October 18, 2021, 2:35 PM UTC

After finally getting a green light from the Securities and Exchange Commission, the first Bitcoin exchange-traded fund (ETF) will make its debut on Wall Street Tuesday, giving people another way to invest in the cryptocurrency market.

ProShares, which got a sign-off from the SEC Friday, announced Monday morning that the ETF will begin trading on the New York Stock Exchange under the symbol BITO.

“We believe a multitude of investors have been eagerly awaiting the launch of a Bitcoin-linked ETF after years of efforts to launch one,” said ProShares CEO Michael L. Sapir in a statement. “BITO will open up exposure to Bitcoin to a large segment of investors who have a brokerage account and are comfortable buying stocks and ETFs, but do not desire to go through the hassle and learning curve of establishing another account with a cryptocurrency provider and creating a Bitcoin wallet or are concerned that these providers may be unregulated and subject to security risks.”

The ProShares ETF is being called “Bitcoin-linked,” as it will invest primarily in Bitcoin futures contracts and not directly in Bitcoin.

Bitcoin, though, has been rallying as investors have anticipated the SEC allowing ETFs built around the cryptocurrency. (It’s up 2% as of 10:15 a.m.
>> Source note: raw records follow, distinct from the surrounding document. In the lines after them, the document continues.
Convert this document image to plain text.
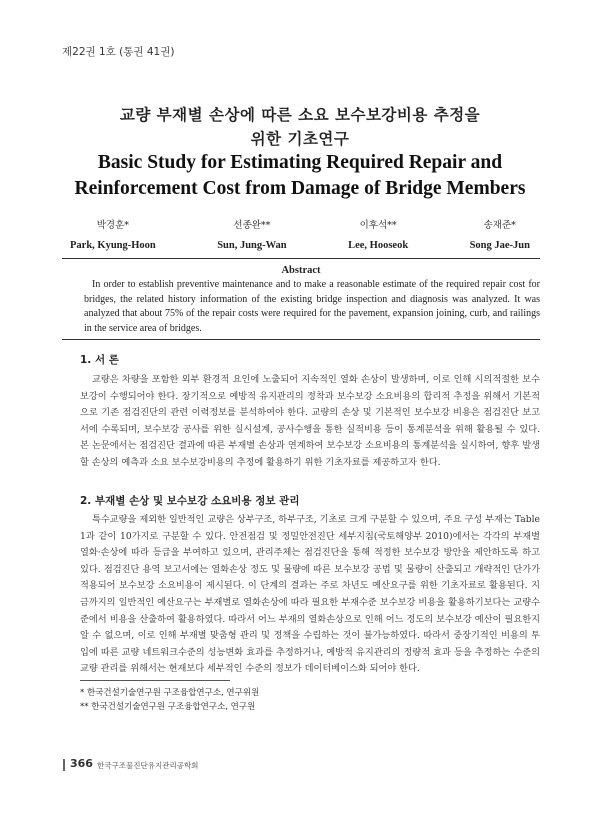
제22권 1호 (통권 41권)
교량 부재별 손상에 따른 소요 보수보강비용 추정을
위한 기초연구
Basic Study for Estimating Required Repair and
Reinforcement Cost from Damage of Bridge Members
박경훈*
Park, Kyung-Hoon
선종완**
Sun, Jung-Wan
이후석**
Lee, Hooseok
송재준*
Song Jae-Jun
Abstract

In order to establish preventive maintenance and to make a reasonable estimate of the required repair cost for bridges, the related history information of the existing bridge inspection and diagnosis was analyzed. It was analyzed that about 75% of the repair costs were required for the pavement, expansion joining, curb, and railings in the service area of bridges.

1. 서 론

교량은 차량을 포함한 외부 환경적 요인에 노출되어 지속적인 열화 손상이 발생하며, 이로 인해 시의적절한 보수보강이 수행되어야 한다. 장기적으로 예방적 유지관리의 정착과 보수보강 소요비용의 합리적 추정을 위해서 기본적으로 기존 점검진단의 관련 이력정보를 분석하여야 한다. 교량의 손상 및 기본적인 보수보강 비용은 점검진단 보고서에 수록되며, 보수보강 공사를 위한 실시설계, 공사수행을 통한 실적비용 등이 통계분석을 위해 활용될 수 있다. 본 논문에서는 점검진단 결과에 따른 부재별 손상과 연계하여 보수보강 소요비용의 통계분석을 실시하여, 향후 발생할 손상의 예측과 소요 보수보강비용의 추정에 활용하기 위한 기초자료를 제공하고자 한다.

2. 부재별 손상 및 보수보강 소요비용 정보 관리

특수교량을 제외한 일반적인 교량은 상부구조, 하부구조, 기초로 크게 구분할 수 있으며, 주요 구성 부재는 Table 1과 같이 10가지로 구분할 수 있다. 안전점검 및 정밀안전진단 세부지침(국토해양부 2010)에서는 각각의 부재별 열화·손상에 따라 등급을 부여하고 있으며, 관리주체는 점검진단을 통해 적정한 보수보강 방안을 제안하도록 하고 있다. 점검진단 용역 보고서에는 열화손상 정도 및 물량에 따른 보수보강 공법 및 물량이 산출되고 개략적인 단가가 적용되어 보수보강 소요비용이 제시된다. 이 단계의 결과는 주로 차년도 예산요구를 위한 기초자료로 활용된다. 지금까지의 일반적인 예산요구는 부재별로 열화손상에 따라 필요한 부재수준 보수보강 비용을 활용하기보다는 교량수준에서 비용을 산출하여 활용하였다. 따라서 어느 부재의 열화손상으로 인해 어느 정도의 보수보강 예산이 필요한지 알 수 없으며, 이로 인해 부재별 맞춤형 관리 및 정책을 수립하는 것이 불가능하였다. 따라서 중장기적인 비용의 투입에 따른 교량 네트워크수준의 성능변화 효과를 추정하거나, 예방적 유지관리의 정량적 효과 등을 추정하는 수준의 교량 관리를 위해서는 현재보다 세부적인 수준의 정보가 데이터베이스화 되어야 한다.

* 한국건설기술연구원 구조융합연구소, 연구위원
** 한국건설기술연구원 구조융합연구소, 연구원
366 한국구조물진단유지관리공학회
ET on Monday to $62,000.) Other companies that are expected to launch their own offerings in the coming days, weeks, and months (pending SEC approval or lack of intervention) include Valkyrie, Invesco, and VanEck.

Asset managers have been trying to get a Bitcoin ETF approved since 2017, but have regularly been stopped by the SEC. Former chair Jay Clayton was against the investment vehicles, saying none could show resistance to market manipulation. Gary Gensler, current head of the SEC, has been more open to cryptocurrency futures investing, which is where the current batch of applicants, including ProShares, have focused.

Companies are hopeful that if futures-focused Bitcoin ETFs go well, that could make the SEC more open to an ETF that invests directly in Bitcoin going forward.